Saturday, August 2, 2008

Ohio Safari

I really don't know how I had never heard of The Wilds before, but I hadn't, and neither had my family. I recently read about it and learned that it opened in 1994, and visitors are welcome. Over the last 14 years it has progressively added more animals to their menagerie, and grown to become the largest conservation site in the entire US, and one of the largest in the world... right here in Ohio!

The goal of The Wilds is to advance science and conservation through experience, so my parents and I decided to take part in that experience.

Our adventure took us to Cumberland, Ohio - home of the 10,000 acre conservation site. We weren't entirely sure of what to expect, but I was like a giddy child. We decided to go on the open air safari rather than the closed air conditioned one, which was a great pick, minus the dust from the roads... but I guess that's part of the safari experience.

As the two and a half hour tour weaved around the landscape there were points in time where I wondered if I was even in Ohio. The land was spectacular and the animals were well tended to and seemed content. The hills rolled and it was speckled with lakes as well as various species in separated enclosures.

The first animals we spotted were deer at a lake and then we saw some Persian onager, which look like donkeys. They are threatened due to hunting in their native lands and have fortunately found a lovely new home. Unfortunately they are also one of two animals at the center that are branded because they will rip out each other's ear tags.

The safari ride was very informative. Our guide told us about the struggles that the animals face and what they were doing to help them repopulate. Many of the animals are from zoos and being studied for various reasons or are working to be reintroduced to their homelands.

Here are a few other interesting things that I learned:

  • Przewalski's wild horses are the only true wild horses that have never been domesticated. There are less than 250 in the wild. They were very beautiful to watch and I especially loved seeing them groom each other, which looked so affectionate. 
  • Some rhinos will sharpen their horn using trees and rocks to form it the way they like. They also mark their paths with dung to know where they have been and often go in the same place. 
  • Many of the giraffes above didn't have to travel too far because two have died from urinary infections at the Columbus zoo, so they are currently being evaluated. 
  • The African dogs will work in teams of two chasing their prey until they are tired and then another pair will take over the job. This continues until the animal is tired and then it is repeatedly bitten and disemboweled while still alive. Our guide said a human would not last 10 minutes in their inclosure. 
  • The female cheetahs pick their mates. There is a female that will soon be choosing out of 6 suitors. As of now they have three females and two males. The other four males are going through their quarantine and preparation. 
  • Some of the beautiful Scimitar-horned oryx have been reintroduced to their native Tunisia. If they lose their horns they do not grow back. One oryx had lost both of its horns, while another only had one. 
  • There hasn't been a definitive study as to whether zebra stripes are white and black or actually a dark brown. Some people say they are white with black stripes since their stomachs are white. 
  • Scientists from around the world come to The Wilds to work without pay. 
  • Osprey and the Trumpeter swan have been introduced.

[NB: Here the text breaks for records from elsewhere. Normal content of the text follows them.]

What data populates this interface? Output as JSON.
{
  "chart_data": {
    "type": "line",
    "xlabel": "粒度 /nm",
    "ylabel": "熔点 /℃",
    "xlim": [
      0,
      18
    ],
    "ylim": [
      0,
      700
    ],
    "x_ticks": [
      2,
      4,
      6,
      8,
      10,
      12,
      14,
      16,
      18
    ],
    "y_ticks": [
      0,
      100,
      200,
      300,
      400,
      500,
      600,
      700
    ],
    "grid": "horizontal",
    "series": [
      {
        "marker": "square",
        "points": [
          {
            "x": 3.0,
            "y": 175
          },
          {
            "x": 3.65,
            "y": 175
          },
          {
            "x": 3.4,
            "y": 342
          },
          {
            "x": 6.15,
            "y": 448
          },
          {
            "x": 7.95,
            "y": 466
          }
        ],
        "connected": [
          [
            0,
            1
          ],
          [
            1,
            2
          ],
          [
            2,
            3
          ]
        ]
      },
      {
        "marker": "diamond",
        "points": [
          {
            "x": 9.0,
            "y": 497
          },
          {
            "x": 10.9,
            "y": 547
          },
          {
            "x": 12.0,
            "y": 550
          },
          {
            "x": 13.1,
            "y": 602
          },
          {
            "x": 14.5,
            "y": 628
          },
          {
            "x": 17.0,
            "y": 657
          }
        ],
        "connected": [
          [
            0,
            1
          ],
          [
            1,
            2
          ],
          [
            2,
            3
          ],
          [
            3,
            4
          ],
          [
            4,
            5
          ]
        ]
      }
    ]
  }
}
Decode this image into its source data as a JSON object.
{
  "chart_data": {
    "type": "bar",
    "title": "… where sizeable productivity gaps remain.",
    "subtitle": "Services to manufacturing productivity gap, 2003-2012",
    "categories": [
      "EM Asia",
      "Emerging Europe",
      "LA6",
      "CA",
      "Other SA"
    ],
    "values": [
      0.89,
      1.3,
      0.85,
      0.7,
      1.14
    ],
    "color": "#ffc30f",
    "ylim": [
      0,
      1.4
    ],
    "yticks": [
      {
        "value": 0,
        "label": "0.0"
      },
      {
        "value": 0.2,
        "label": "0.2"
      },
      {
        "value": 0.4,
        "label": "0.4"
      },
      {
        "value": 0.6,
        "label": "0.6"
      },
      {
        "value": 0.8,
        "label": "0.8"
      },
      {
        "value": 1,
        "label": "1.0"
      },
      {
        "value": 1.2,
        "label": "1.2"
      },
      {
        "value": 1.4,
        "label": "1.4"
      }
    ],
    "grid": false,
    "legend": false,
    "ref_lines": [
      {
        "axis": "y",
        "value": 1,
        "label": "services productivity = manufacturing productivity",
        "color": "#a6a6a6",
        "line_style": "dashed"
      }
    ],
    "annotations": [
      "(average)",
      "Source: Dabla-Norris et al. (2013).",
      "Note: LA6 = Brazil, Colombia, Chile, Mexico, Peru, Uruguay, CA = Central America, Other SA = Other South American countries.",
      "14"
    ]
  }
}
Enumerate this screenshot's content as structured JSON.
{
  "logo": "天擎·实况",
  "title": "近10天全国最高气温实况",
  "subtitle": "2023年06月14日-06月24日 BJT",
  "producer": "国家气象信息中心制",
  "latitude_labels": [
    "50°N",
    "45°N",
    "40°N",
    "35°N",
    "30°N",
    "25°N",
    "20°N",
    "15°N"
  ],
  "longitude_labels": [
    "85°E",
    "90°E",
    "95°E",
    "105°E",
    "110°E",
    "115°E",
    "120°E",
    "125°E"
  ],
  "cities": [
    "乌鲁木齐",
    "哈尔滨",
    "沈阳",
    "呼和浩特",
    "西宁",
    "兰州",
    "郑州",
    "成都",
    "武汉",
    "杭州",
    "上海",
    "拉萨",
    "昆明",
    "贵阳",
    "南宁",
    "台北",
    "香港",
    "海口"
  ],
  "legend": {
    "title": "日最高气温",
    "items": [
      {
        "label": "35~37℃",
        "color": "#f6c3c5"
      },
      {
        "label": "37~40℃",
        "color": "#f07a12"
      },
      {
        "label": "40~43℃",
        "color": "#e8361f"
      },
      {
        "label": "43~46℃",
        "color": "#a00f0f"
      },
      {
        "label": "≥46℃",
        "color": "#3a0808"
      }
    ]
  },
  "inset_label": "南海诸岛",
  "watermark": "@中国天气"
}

The Osprey return to the place where they learn to fly, while the swans came from Alaska and have since made friends and brought them to The Wilds. 
Zoological centers and ecology around the world has greatly benefitted from having a program like this. It was so nice to be a part of it and see the animals up close and a great weekend activity to do with my parents. 

It made me a bit depressed that humans are encroaching on the natural habitats of these animals, but at this point people have to do what they can for preservation. The animals are truly spectacular. 


Bluefish said...

Wow...I thought I was in Africa for a moment. This park is unbelieveble amazing. A great place to help the animals and preserve what is left of them. Thank you for sharing this with us.

Nan said...

Emily -

That is too cool. I'd never heard of it, either - I'll have to visit next summer.

JoernandAllison said...

How beautiful!!!!!!!!
And in Ohio!
It sounds like you are having a wonderful adventure at home :)
It is so great to see these things happening in our country- which has that nasty anti-environment reputation!

Emily said...

You're definitely right - the park is just unbelievable. If you make it to Ohio you should check it out!

I look forward to hearing about your trip next summer! I know you and Luke will love it.

My trip home has been great - relaxing with exciting moments. I'm also happy that there is such a special place here in Ohio. It's nice to see little things the US does to contribute to the world.

MBQ said...

I love it! I want to go, I never knew that was there. So awesome.